Fishbourne Roman Palace
Yesterday afternoon I drove down to Sussex to see the famous Roman Palace at Fishbourne. For many years I had wanted to go and see the ruins of what is reported to be one of the most extensive and elaborate Roman palaces in this country. The remains were discovered in 1960 when a workman digging a trench for a water pipe unearthed large quantities of building debris and pottery. The local archaeological society was called in and during a series of excavations over several years an extensive complex was unearthed with fine mosaics and several stages of redevelopment.
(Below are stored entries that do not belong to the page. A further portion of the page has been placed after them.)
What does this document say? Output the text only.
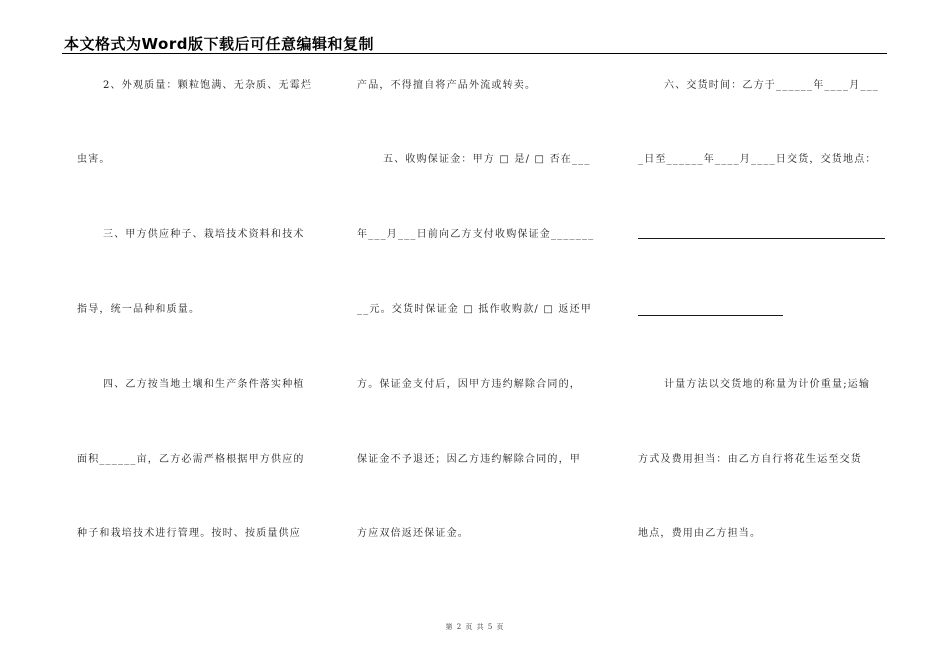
本文格式为Word版下载后可任意编辑和复制
2、外观质量：颗粒饱满、无杂质、无霉烂
虫害。
三、甲方供应种子、栽培技术资料和技术
指导，统一品种和质量。
四、乙方按当地土壤和生产条件落实种植
面积______亩，乙方必需严格根据甲方供应的
种子和栽培技术进行管理。按时、按质量供应
产品，不得擅自将产品外流或转卖。
五、收购保证金：甲方 □ 是/ □ 否在___
年___月___日前向乙方支付收购保证金_______
__元。交货时保证金 □ 抵作收购款/ □ 返还甲
方。保证金支付后，因甲方违约解除合同的，
保证金不予退还；因乙方违约解除合同的，甲
方应双倍返还保证金。
六、交货时间：乙方于______年____月___
_日至______年____月____日交货，交货地点：
计量方法以交货地的称量为计价重量;运输
方式及费用担当：由乙方自行将花生运至交货
地点，费用由乙方担当。
第 2 页 共 5 页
These are not the first Roman remains found in the area. For several centuries Roman remains, including mosaics, had turned up in the area in and around Fishbourne, indicating that there was extensive Roman settlement outside of Chichester. The palace was begun in the first century and redesigned several times up to the late third century. There were even early mosaics found beneath other later, more elaborate mosaics. After the building suffered a fire and was abandoned, it was used as a quarry for the construction of other buildings in the area.
The remains are quite close to the surface and have therefore suffered extensive damage from historic ploughing. It also means that there is very little of the walls surviving. The north wing of the palace is the section on display beneath a modern structure designed to protect the mosaics from the weather. Most of the rest of the palace is either reburied or unexcavated.
To be honest I was slightly disappointed with what I saw. I have seen a good number of Romano British villas and mosaics and I expected something rather more spectacular. Undoubtedly the one mosaic (shown above) which remains in almost prefect condition is superb but the remaining mosaics are extensively damaged and quite unspectacular. I am glad that I have now seen the palace at Fishbourne but feel that the remains at Wroxeter in Shrewsbury are more spectacular.